[Conflit Israélo-Palestinien] Les violations du Droit International Humanitaire : une étude détaillée

Le conflit en cours entre le Hamas et Israël a de lourdes conséquences, notamment parmi les civils, suscitant des accusations selon lesquelles les deux parties auraient violé le droit international humanitaire (DIH).

[Conflit Israélo-Palestinien] Les violations du Droit International Humanitaire : une étude détaillée
Photo de Cole Keister

Le DIH en action : Comment ces lois s'articulent-elles dans le contexte actuel ?

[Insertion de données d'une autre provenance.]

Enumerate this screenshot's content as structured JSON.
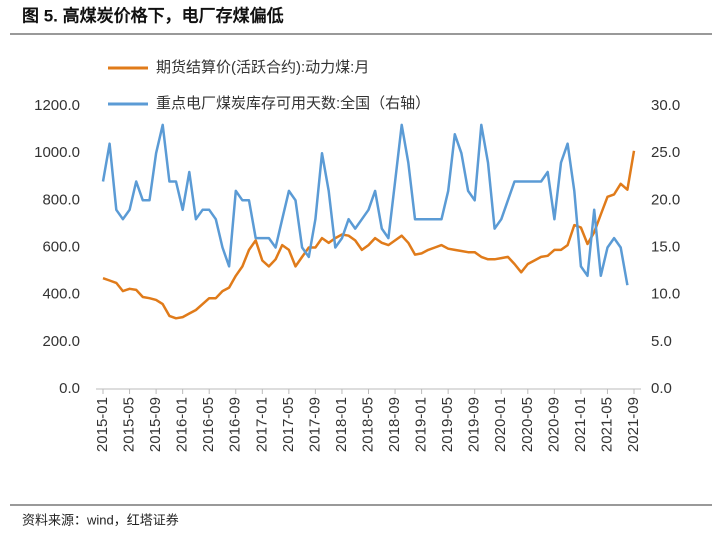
{
  "chart_data": {
    "type": "line",
    "title": "图 5. 高煤炭价格下，电厂存煤偏低",
    "source": "资料来源：wind，红塔证券",
    "categories": [
      "2015-01",
      null,
      null,
      null,
      "2015-05",
      null,
      null,
      null,
      "2015-09",
      null,
      null,
      null,
      "2016-01",
      null,
      null,
      null,
      "2016-05",
      null,
      null,
      null,
      "2016-09",
      null,
      null,
      null,
      "2017-01",
      null,
      null,
      null,
      "2017-05",
      null,
      null,
      null,
      "2017-09",
      null,
      null,
      null,
      "2018-01",
      null,
      null,
      null,
      "2018-05",
      null,
      null,
      null,
      "2018-09",
      null,
      null,
      null,
      "2019-01",
      null,
      null,
      null,
      "2019-05",
      null,
      null,
      null,
      "2019-09",
      null,
      null,
      null,
      "2020-01",
      null,
      null,
      null,
      "2020-05",
      null,
      null,
      null,
      "2020-09",
      null,
      null,
      null,
      "2021-01",
      null,
      null,
      null,
      "2021-05",
      null,
      null,
      null,
      "2021-09"
    ],
    "series": [
      {
        "name": "期货结算价(活跃合约):动力煤:月",
        "color": "#e07b1a",
        "values": [
          470,
          460,
          450,
          415,
          425,
          420,
          390,
          385,
          378,
          360,
          310,
          300,
          305,
          320,
          335,
          360,
          385,
          385,
          415,
          430,
          480,
          520,
          590,
          630,
          545,
          520,
          550,
          610,
          590,
          520,
          560,
          600,
          600,
          640,
          620,
          640,
          655,
          650,
          630,
          590,
          610,
          640,
          620,
          610,
          630,
          650,
          620,
          570,
          575,
          590,
          600,
          610,
          595,
          590,
          585,
          580,
          580,
          560,
          550,
          550,
          555,
          560,
          530,
          495,
          530,
          545,
          560,
          565,
          590,
          590,
          610,
          695,
          685,
          615,
          665,
          740,
          815,
          825,
          870,
          845,
          1010
        ]
      },
      {
        "name": "重点电厂煤炭库存可用天数:全国（右轴）",
        "color": "#5b9bd5",
        "axis": "y2",
        "values": [
          22,
          26,
          19,
          18,
          19,
          22,
          20,
          20,
          25,
          28,
          22,
          22,
          19,
          23,
          18,
          19,
          19,
          18,
          15,
          13,
          21,
          20,
          20,
          16,
          16,
          16,
          15,
          18,
          21,
          20,
          15,
          14,
          18,
          25,
          21,
          15,
          16,
          18,
          17,
          18,
          19,
          21,
          17,
          16,
          22,
          28,
          24,
          18,
          18,
          18,
          18,
          18,
          21,
          27,
          25,
          21,
          20,
          28,
          24,
          17,
          18,
          20,
          22,
          22,
          22,
          22,
          22,
          23,
          18,
          24,
          26,
          21,
          13,
          12,
          19,
          12,
          15,
          16,
          15,
          11,
          null
        ]
      }
    ],
    "ylim": [
      0,
      1200
    ],
    "yticks": [
      {
        "value": 0,
        "label": "0.0"
      },
      {
        "value": 200,
        "label": "200.0"
      },
      {
        "value": 400,
        "label": "400.0"
      },
      {
        "value": 600,
        "label": "600.0"
      },
      {
        "value": 800,
        "label": "800.0"
      },
      {
        "value": 1000,
        "label": "1000.0"
      },
      {
        "value": 1200,
        "label": "1200.0"
      }
    ],
    "y2lim": [
      0,
      30
    ],
    "y2ticks": [
      {
        "value": 0,
        "label": "0.0"
      },
      {
        "value": 5,
        "label": "5.0"
      },
      {
        "value": 10,
        "label": "10.0"
      },
      {
        "value": 15,
        "label": "15.0"
      },
      {
        "value": 20,
        "label": "20.0"
      },
      {
        "value": 25,
        "label": "25.0"
      },
      {
        "value": 30,
        "label": "30.0"
      }
    ],
    "legend": "top-left"
  }
}
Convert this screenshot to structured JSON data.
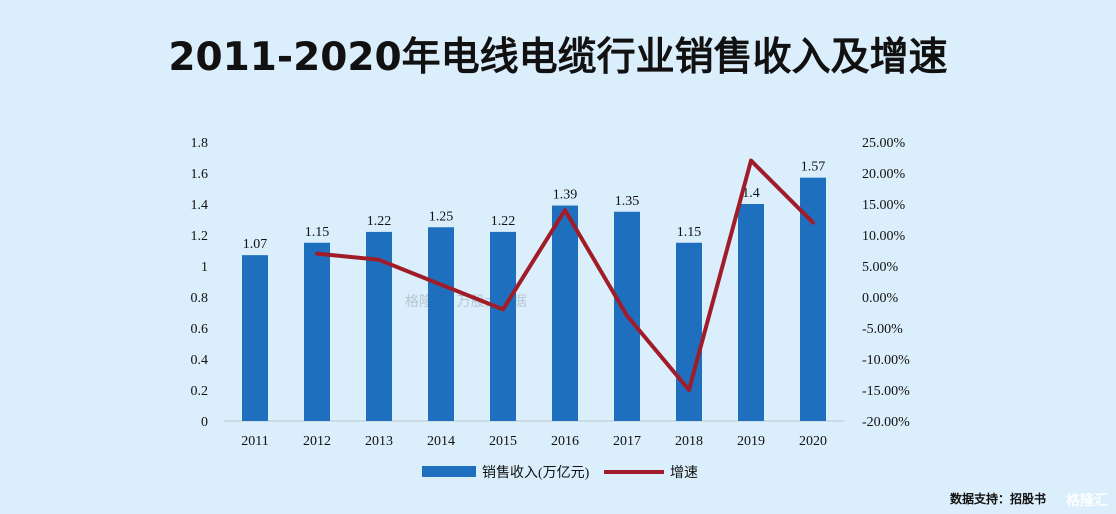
{
  "title": "2011-2020年电线电缆行业销售收入及增速",
  "footer": {
    "source": "数据支持：招股书",
    "logo": "格隆汇"
  },
  "watermark": "格隆汇 | 万股大数据",
  "chart_data": {
    "type": "bar+line",
    "categories": [
      "2011",
      "2012",
      "2013",
      "2014",
      "2015",
      "2016",
      "2017",
      "2018",
      "2019",
      "2020"
    ],
    "series": [
      {
        "name": "销售收入(万亿元)",
        "type": "bar",
        "axis": "left",
        "values": [
          1.07,
          1.15,
          1.22,
          1.25,
          1.22,
          1.39,
          1.35,
          1.15,
          1.4,
          1.57
        ],
        "value_labels": [
          "1.07",
          "1.15",
          "1.22",
          "1.25",
          "1.22",
          "1.39",
          "1.35",
          "1.15",
          "1.4",
          "1.57"
        ],
        "color": "#1f6fbf"
      },
      {
        "name": "增速",
        "type": "line",
        "axis": "right",
        "values": [
          null,
          7.0,
          6.0,
          2.0,
          -2.0,
          14.0,
          -3.0,
          -15.0,
          22.0,
          12.0
        ],
        "color": "#a01c28"
      }
    ],
    "y_left": {
      "range": [
        0,
        1.8
      ],
      "ticks": [
        "0",
        "0.2",
        "0.4",
        "0.6",
        "0.8",
        "1",
        "1.2",
        "1.4",
        "1.6",
        "1.8"
      ]
    },
    "y_right": {
      "range": [
        -20,
        25
      ],
      "ticks": [
        "-20.00%",
        "-15.00%",
        "-10.00%",
        "-5.00%",
        "0.00%",
        "5.00%",
        "10.00%",
        "15.00%",
        "20.00%",
        "25.00%"
      ]
    },
    "legend_position": "bottom",
    "grid": false
  }
}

Le Droit Humanitaire International, [DIH] est un ensemble de règles qui régissent la manière dont les parties à un conflit armé doivent conduire les hostilités. Inscrites dans les Conventions de Genève et d'autres conventions internationales, ces règles visent à limiter certains des pires effets des combats et à protéger les civils.  De toute évidence, les États et les groupes armés non étatiques respectent parfois  le DIH mais parfois le violent. 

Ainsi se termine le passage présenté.